Williams v. State

475 So. 2d 272 | Fla. Dist. Ct. App. | 1985

Concurrence Opinion

LETTS, Judge,

specially concurring.

I specially concur because I do not believe the majority opinion stresses that the trial judge, upon remand, may come to the same conclusion as he did before.

I am also apprehensive that it appear we are suggesting that monthly reports are but “technical” niceties. True, they involve some paper work compliance by the *273supervisor and certainly, a failure to report does not rise to the level of an armed robbery. Nonetheless, by definition, probation envisions supervision and control by the department of corrections. Among other normal requirements of this supervision and control, is the duty to report to the probation supervisor [see section 948.-08(l)(a), Florida Statutes (1983) ]. Without such reporting, coupled with the monster case load endured by probation officers, there will be, as a practical consequence, no control and no supervision — ergo nonexistent probation.

Accordingly, I view failure to report as a serious violation of probation regardless of any technicalities involved in the manner of its fulfillment.






Lead Opinion

PER CURIAM.

We reverse the order revoking probation and remand this matter to the trial court for reconsideration because we find that only one ground for revocation is sustainable on appeal, that of failure to file monthly reports. The violations added after the term of probation had ended cannot be prosecuted. Clark v. State, 402 So.2d 43 (Fla. 4th DCA 1981). The violations concerning defaults in payment of costs fail because of lack of proof of ability to pay.

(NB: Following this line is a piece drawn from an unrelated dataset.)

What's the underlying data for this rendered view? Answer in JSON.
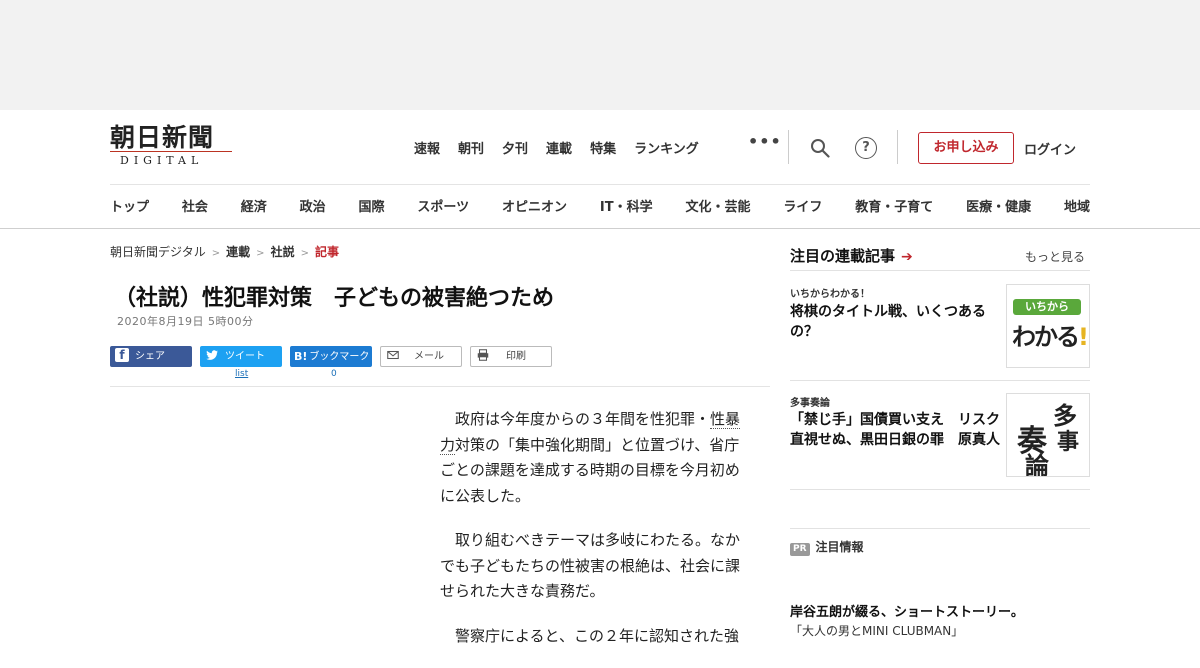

While the failure to file monthly reports may be a proper basis, of itself, to revoke probation, such a violation is a technical one and, depending on the circumstances surrounding such violation, may cause a trial court to decide that probation should be revoked and incarceration or some other alternative besides probation utilized. See Davis v. State, 474 So.2d 1246 (Fla. 4th DCA 1985).

DOWNEY and ANSTEAD, JJ., concur. LETTS, J., specially concurs with opinion.